While raising, once the pin is torqued it will tend to lock by itself when the pressure is released, and stop in a tight position. the slow motion at the beginning of the move toward high is what give us the control. I did not use the impact levers but they may be efficient if the slow pull is used prior to the move, I guess.

The smallest and most controlled motions are obtained with tension plus wiggling, with some control on the braking of the pin in the hole obtained with lateral pressure, so the tick of the bottom of the pin is a springy motion, better perceived.

Doing so from an original good tension ratio (good pin setting) leave the pin in the same exact posture it was, speeding a lot the tuning process if that have been installed at some point (could be precedent tunings)

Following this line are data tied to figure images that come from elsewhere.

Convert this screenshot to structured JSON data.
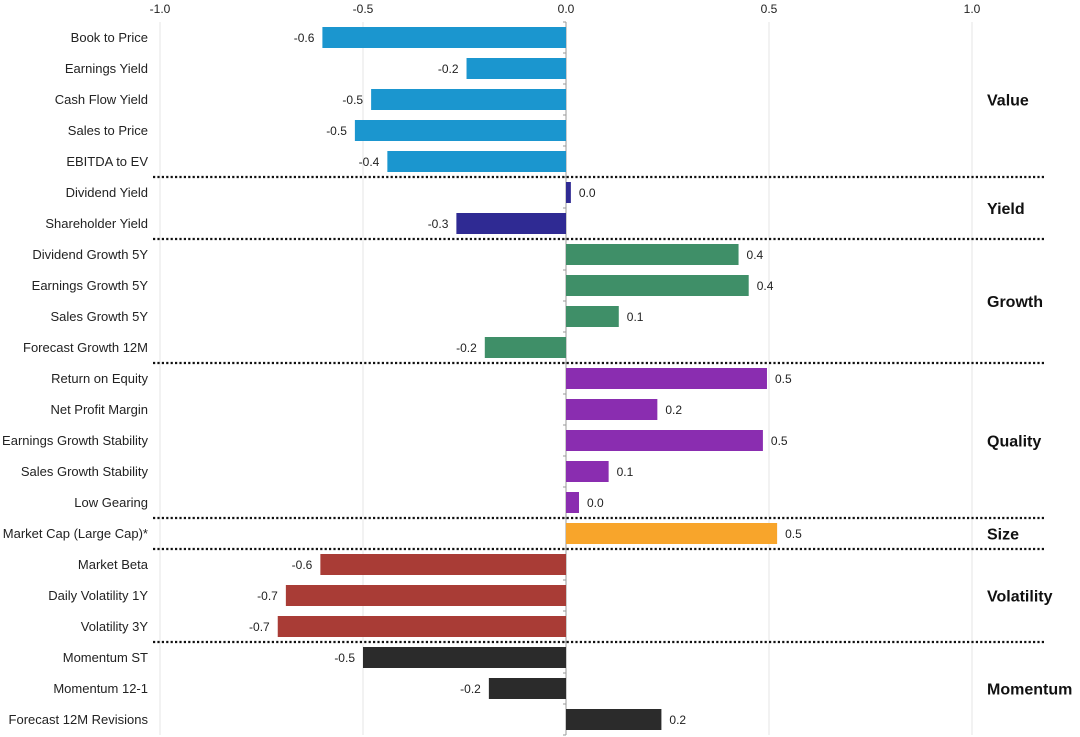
{
  "chart_data": {
    "type": "bar",
    "orientation": "horizontal",
    "title": "",
    "xlabel": "",
    "ylabel": "",
    "xlim": [
      -1.0,
      1.0
    ],
    "x_ticks": [
      "-1.0",
      "-0.5",
      "0.0",
      "0.5",
      "1.0"
    ],
    "x_tick_values": [
      -1.0,
      -0.5,
      0.0,
      0.5,
      1.0
    ],
    "grid": "vertical",
    "groups": [
      {
        "name": "Value",
        "color": "#1b96cf",
        "items": [
          {
            "label": "Book to Price",
            "value": -0.6,
            "display": "-0.6"
          },
          {
            "label": "Earnings Yield",
            "value": -0.245,
            "display": "-0.2"
          },
          {
            "label": "Cash Flow Yield",
            "value": -0.48,
            "display": "-0.5"
          },
          {
            "label": "Sales to Price",
            "value": -0.52,
            "display": "-0.5"
          },
          {
            "label": "EBITDA to EV",
            "value": -0.44,
            "display": "-0.4"
          }
        ]
      },
      {
        "name": "Yield",
        "color": "#2f2a93",
        "items": [
          {
            "label": "Dividend Yield",
            "value": 0.012,
            "display": "0.0"
          },
          {
            "label": "Shareholder Yield",
            "value": -0.27,
            "display": "-0.3"
          }
        ]
      },
      {
        "name": "Growth",
        "color": "#3f8f68",
        "items": [
          {
            "label": "Dividend Growth 5Y",
            "value": 0.425,
            "display": "0.4"
          },
          {
            "label": "Earnings Growth 5Y",
            "value": 0.45,
            "display": "0.4"
          },
          {
            "label": "Sales Growth 5Y",
            "value": 0.13,
            "display": "0.1"
          },
          {
            "label": "Forecast Growth 12M",
            "value": -0.2,
            "display": "-0.2"
          }
        ]
      },
      {
        "name": "Quality",
        "color": "#8a2db0",
        "items": [
          {
            "label": "Return on Equity",
            "value": 0.495,
            "display": "0.5"
          },
          {
            "label": "Net Profit Margin",
            "value": 0.225,
            "display": "0.2"
          },
          {
            "label": "Earnings Growth Stability",
            "value": 0.485,
            "display": "0.5"
          },
          {
            "label": "Sales Growth Stability",
            "value": 0.105,
            "display": "0.1"
          },
          {
            "label": "Low Gearing",
            "value": 0.032,
            "display": "0.0"
          }
        ]
      },
      {
        "name": "Size",
        "color": "#f8a52b",
        "items": [
          {
            "label": "Market Cap (Large Cap)*",
            "value": 0.52,
            "display": "0.5"
          }
        ]
      },
      {
        "name": "Volatility",
        "color": "#a93c36",
        "items": [
          {
            "label": "Market Beta",
            "value": -0.605,
            "display": "-0.6"
          },
          {
            "label": "Daily Volatility 1Y",
            "value": -0.69,
            "display": "-0.7"
          },
          {
            "label": "Volatility 3Y",
            "value": -0.71,
            "display": "-0.7"
          }
        ]
      },
      {
        "name": "Momentum",
        "color": "#2b2b2b",
        "items": [
          {
            "label": "Momentum ST",
            "value": -0.5,
            "display": "-0.5"
          },
          {
            "label": "Momentum 12-1",
            "value": -0.19,
            "display": "-0.2"
          },
          {
            "label": "Forecast 12M Revisions",
            "value": 0.235,
            "display": "0.2"
          }
        ]
      }
    ]
  }
}
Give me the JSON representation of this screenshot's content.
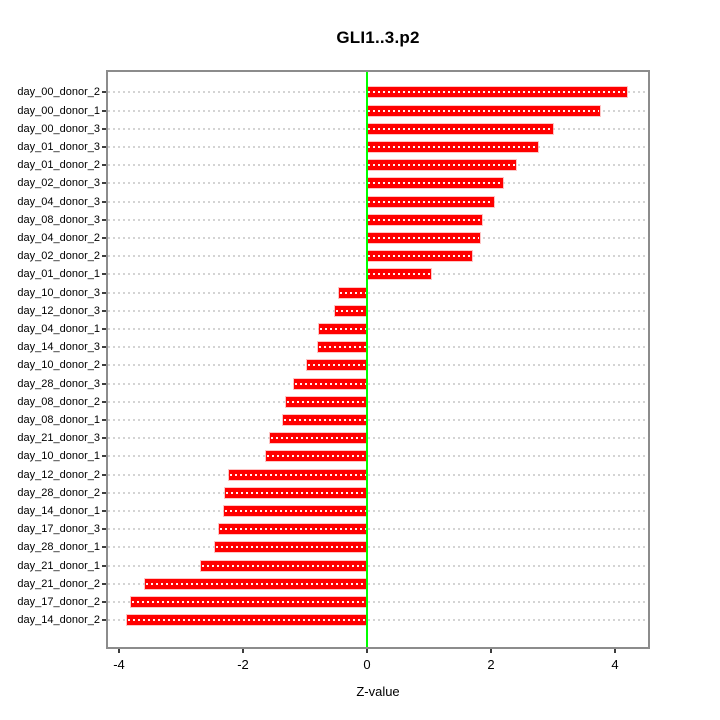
{
  "chart_data": {
    "type": "bar",
    "orientation": "horizontal",
    "title": "GLI1..3.p2",
    "xlabel": "Z-value",
    "ylabel": "",
    "legend_position": "none",
    "grid": "dotted-horizontal-per-category",
    "xlim": [
      -4.18,
      4.53
    ],
    "x_ticks": [
      -4,
      -2,
      0,
      2,
      4
    ],
    "bar_color": "#FF0000",
    "zero_line_color": "#00FF00",
    "grid_color": "#d4d4d4",
    "box_color": "#8c8c8c",
    "categories": [
      "day_00_donor_2",
      "day_00_donor_1",
      "day_00_donor_3",
      "day_01_donor_3",
      "day_01_donor_2",
      "day_02_donor_3",
      "day_04_donor_3",
      "day_08_donor_3",
      "day_04_donor_2",
      "day_02_donor_2",
      "day_01_donor_1",
      "day_10_donor_3",
      "day_12_donor_3",
      "day_04_donor_1",
      "day_14_donor_3",
      "day_10_donor_2",
      "day_28_donor_3",
      "day_08_donor_2",
      "day_08_donor_1",
      "day_21_donor_3",
      "day_10_donor_1",
      "day_12_donor_2",
      "day_28_donor_2",
      "day_14_donor_1",
      "day_17_donor_3",
      "day_28_donor_1",
      "day_21_donor_1",
      "day_21_donor_2",
      "day_17_donor_2",
      "day_14_donor_2"
    ],
    "values": [
      4.2,
      3.75,
      3.0,
      2.75,
      2.4,
      2.2,
      2.05,
      1.86,
      1.83,
      1.7,
      1.03,
      -0.45,
      -0.52,
      -0.77,
      -0.79,
      -0.97,
      -1.18,
      -1.31,
      -1.35,
      -1.56,
      -1.63,
      -2.23,
      -2.29,
      -2.3,
      -2.38,
      -2.45,
      -2.68,
      -3.58,
      -3.81,
      -3.87
    ]
  }
}
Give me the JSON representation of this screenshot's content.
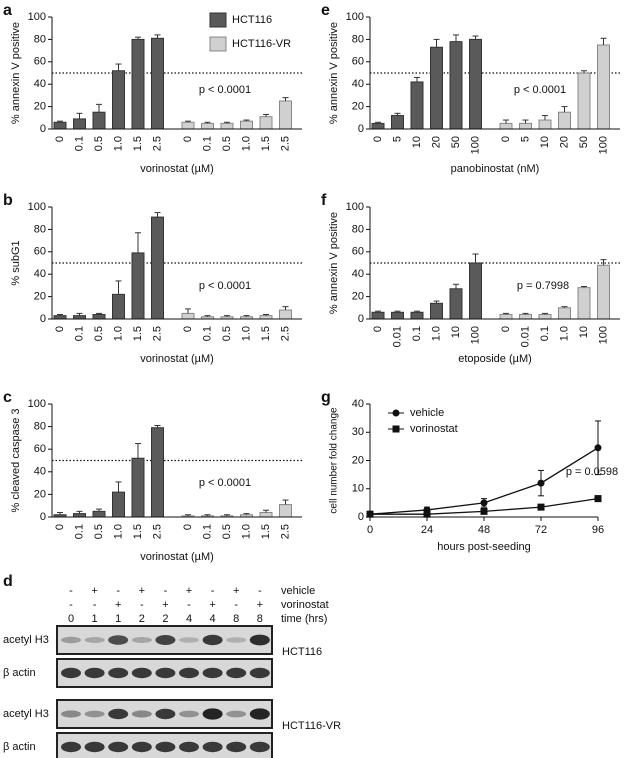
{
  "chart_data": [
    {
      "type": "bar",
      "panel": "a",
      "ylabel": "% annexin V positive",
      "xlabel": "vorinostat (µM)",
      "annotation": "p < 0.0001",
      "reference_line": 50,
      "categories": [
        "0",
        "0.1",
        "0.5",
        "1.0",
        "1.5",
        "2.5",
        "0",
        "0.1",
        "0.5",
        "1.0",
        "1.5",
        "2.5"
      ],
      "series": [
        {
          "name": "HCT116",
          "color": "#5a5a5a",
          "values": [
            6,
            9,
            15,
            52,
            80,
            81,
            null,
            null,
            null,
            null,
            null,
            null
          ],
          "errors": [
            1,
            5,
            7,
            6,
            2,
            3,
            null,
            null,
            null,
            null,
            null,
            null
          ]
        },
        {
          "name": "HCT116-VR",
          "color": "#d0d0d0",
          "values": [
            null,
            null,
            null,
            null,
            null,
            null,
            6,
            5,
            5,
            7,
            11,
            25
          ],
          "errors": [
            null,
            null,
            null,
            null,
            null,
            null,
            1,
            1,
            1,
            1,
            2,
            3
          ]
        }
      ],
      "ylim": [
        0,
        100
      ],
      "yticks": [
        0,
        20,
        40,
        60,
        80,
        100
      ]
    },
    {
      "type": "bar",
      "panel": "b",
      "ylabel": "% subG1",
      "xlabel": "vorinostat (µM)",
      "annotation": "p < 0.0001",
      "reference_line": 50,
      "categories": [
        "0",
        "0.1",
        "0.5",
        "1.0",
        "1.5",
        "2.5",
        "0",
        "0.1",
        "0.5",
        "1.0",
        "1.5",
        "2.5"
      ],
      "series": [
        {
          "color": "#5a5a5a",
          "values": [
            3,
            3,
            4,
            22,
            59,
            91,
            null,
            null,
            null,
            null,
            null,
            null
          ],
          "errors": [
            1,
            2,
            1,
            12,
            18,
            4,
            null,
            null,
            null,
            null,
            null,
            null
          ]
        },
        {
          "color": "#d0d0d0",
          "values": [
            null,
            null,
            null,
            null,
            null,
            null,
            5,
            2,
            2,
            2,
            3,
            8
          ],
          "errors": [
            null,
            null,
            null,
            null,
            null,
            null,
            4,
            1,
            1,
            1,
            1,
            3
          ]
        }
      ],
      "ylim": [
        0,
        100
      ],
      "yticks": [
        0,
        20,
        40,
        60,
        80,
        100
      ]
    },
    {
      "type": "bar",
      "panel": "c",
      "ylabel": "% cleaved caspase 3",
      "xlabel": "vorinostat (µM)",
      "annotation": "p < 0.0001",
      "reference_line": 50,
      "categories": [
        "0",
        "0.1",
        "0.5",
        "1.0",
        "1.5",
        "2.5",
        "0",
        "0.1",
        "0.5",
        "1.0",
        "1.5",
        "2.5"
      ],
      "series": [
        {
          "color": "#5a5a5a",
          "values": [
            2,
            3,
            5,
            22,
            52,
            79,
            null,
            null,
            null,
            null,
            null,
            null
          ],
          "errors": [
            2,
            2,
            2,
            9,
            13,
            2,
            null,
            null,
            null,
            null,
            null,
            null
          ]
        },
        {
          "color": "#d0d0d0",
          "values": [
            null,
            null,
            null,
            null,
            null,
            null,
            1,
            1,
            1,
            2,
            4,
            11
          ],
          "errors": [
            null,
            null,
            null,
            null,
            null,
            null,
            1,
            1,
            1,
            1,
            2,
            4
          ]
        }
      ],
      "ylim": [
        0,
        100
      ],
      "yticks": [
        0,
        20,
        40,
        60,
        80,
        100
      ]
    },
    {
      "type": "bar",
      "panel": "e",
      "ylabel": "% annexin V positive",
      "xlabel": "panobinostat (nM)",
      "annotation": "p < 0.0001",
      "reference_line": 50,
      "categories": [
        "0",
        "5",
        "10",
        "20",
        "50",
        "100",
        "0",
        "5",
        "10",
        "20",
        "50",
        "100"
      ],
      "series": [
        {
          "color": "#5a5a5a",
          "values": [
            5,
            12,
            42,
            73,
            78,
            80,
            null,
            null,
            null,
            null,
            null,
            null
          ],
          "errors": [
            1,
            2,
            4,
            7,
            6,
            3,
            null,
            null,
            null,
            null,
            null,
            null
          ]
        },
        {
          "color": "#d0d0d0",
          "values": [
            null,
            null,
            null,
            null,
            null,
            null,
            5,
            5,
            8,
            15,
            50,
            75
          ],
          "errors": [
            null,
            null,
            null,
            null,
            null,
            null,
            3,
            3,
            4,
            5,
            2,
            6
          ]
        }
      ],
      "ylim": [
        0,
        100
      ],
      "yticks": [
        0,
        20,
        40,
        60,
        80,
        100
      ]
    },
    {
      "type": "bar",
      "panel": "f",
      "ylabel": "% annexin V positive",
      "xlabel": "etoposide (µM)",
      "annotation": "p = 0.7998",
      "reference_line": 50,
      "categories": [
        "0",
        "0.01",
        "0.1",
        "1.0",
        "10",
        "100",
        "0",
        "0.01",
        "0.1",
        "1.0",
        "10",
        "100"
      ],
      "series": [
        {
          "color": "#5a5a5a",
          "values": [
            6,
            6,
            6,
            14,
            27,
            50,
            null,
            null,
            null,
            null,
            null,
            null
          ],
          "errors": [
            1,
            1,
            1,
            2,
            4,
            8,
            null,
            null,
            null,
            null,
            null,
            null
          ]
        },
        {
          "color": "#d0d0d0",
          "values": [
            null,
            null,
            null,
            null,
            null,
            null,
            4,
            4,
            4,
            10,
            28,
            48
          ],
          "errors": [
            null,
            null,
            null,
            null,
            null,
            null,
            1,
            1,
            1,
            1,
            1,
            5
          ]
        }
      ],
      "ylim": [
        0,
        100
      ],
      "yticks": [
        0,
        20,
        40,
        60,
        80,
        100
      ]
    },
    {
      "type": "line",
      "panel": "g",
      "ylabel": "cell number fold change",
      "xlabel": "hours post-seeding",
      "annotation": "p = 0.0598",
      "x": [
        0,
        24,
        48,
        72,
        96
      ],
      "series": [
        {
          "name": "vehicle",
          "color": "#111111",
          "marker": "circle",
          "values": [
            1,
            2.5,
            5,
            12,
            24.5
          ],
          "errors": [
            0.5,
            1,
            1.5,
            4.5,
            9.5
          ]
        },
        {
          "name": "vorinostat",
          "color": "#111111",
          "marker": "square",
          "values": [
            1,
            1,
            2,
            3.5,
            6.5
          ],
          "errors": [
            0.3,
            0.5,
            0.5,
            0.5,
            1
          ]
        }
      ],
      "xlim": [
        0,
        96
      ],
      "xticks": [
        0,
        24,
        48,
        72,
        96
      ],
      "ylim": [
        0,
        40
      ],
      "yticks": [
        0,
        10,
        20,
        30,
        40
      ]
    }
  ],
  "western_blot": {
    "panel": "d",
    "treatments": [
      {
        "name": "vehicle",
        "values": [
          "-",
          "+",
          "-",
          "+",
          "-",
          "+",
          "-",
          "+",
          "-"
        ]
      },
      {
        "name": "vorinostat",
        "values": [
          "-",
          "-",
          "+",
          "-",
          "+",
          "-",
          "+",
          "-",
          "+"
        ]
      }
    ],
    "time": {
      "name": "time (hrs)",
      "values": [
        0,
        1,
        1,
        2,
        2,
        4,
        4,
        8,
        8
      ]
    },
    "blots": [
      {
        "cell_line": "HCT116",
        "rows": [
          "acetyl H3",
          "β actin"
        ]
      },
      {
        "cell_line": "HCT116-VR",
        "rows": [
          "acetyl H3",
          "β actin"
        ]
      }
    ]
  }
}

One of my pianos was tuned by a colleague recently. after 16 months +- he needed 30 minutes to do a very good job.

Best regards.

Videos are a good way to discuss ,way better than explanations.

BTW my first unison have some too fast meaowing probably due to hammer mating. I usually avoid that, but the spectra is the one of the "smiley".

The slow pull is giving more control as the high tension wire is more reactive and have less friction.

A good part of the job is done with the double stroke, to be sure to keep the wire free (one strong and one soft). Not necessary for all pianos, here I was more doing so for security because of the video.

Test blows are often more useful during tuning (than at the end) if necessary.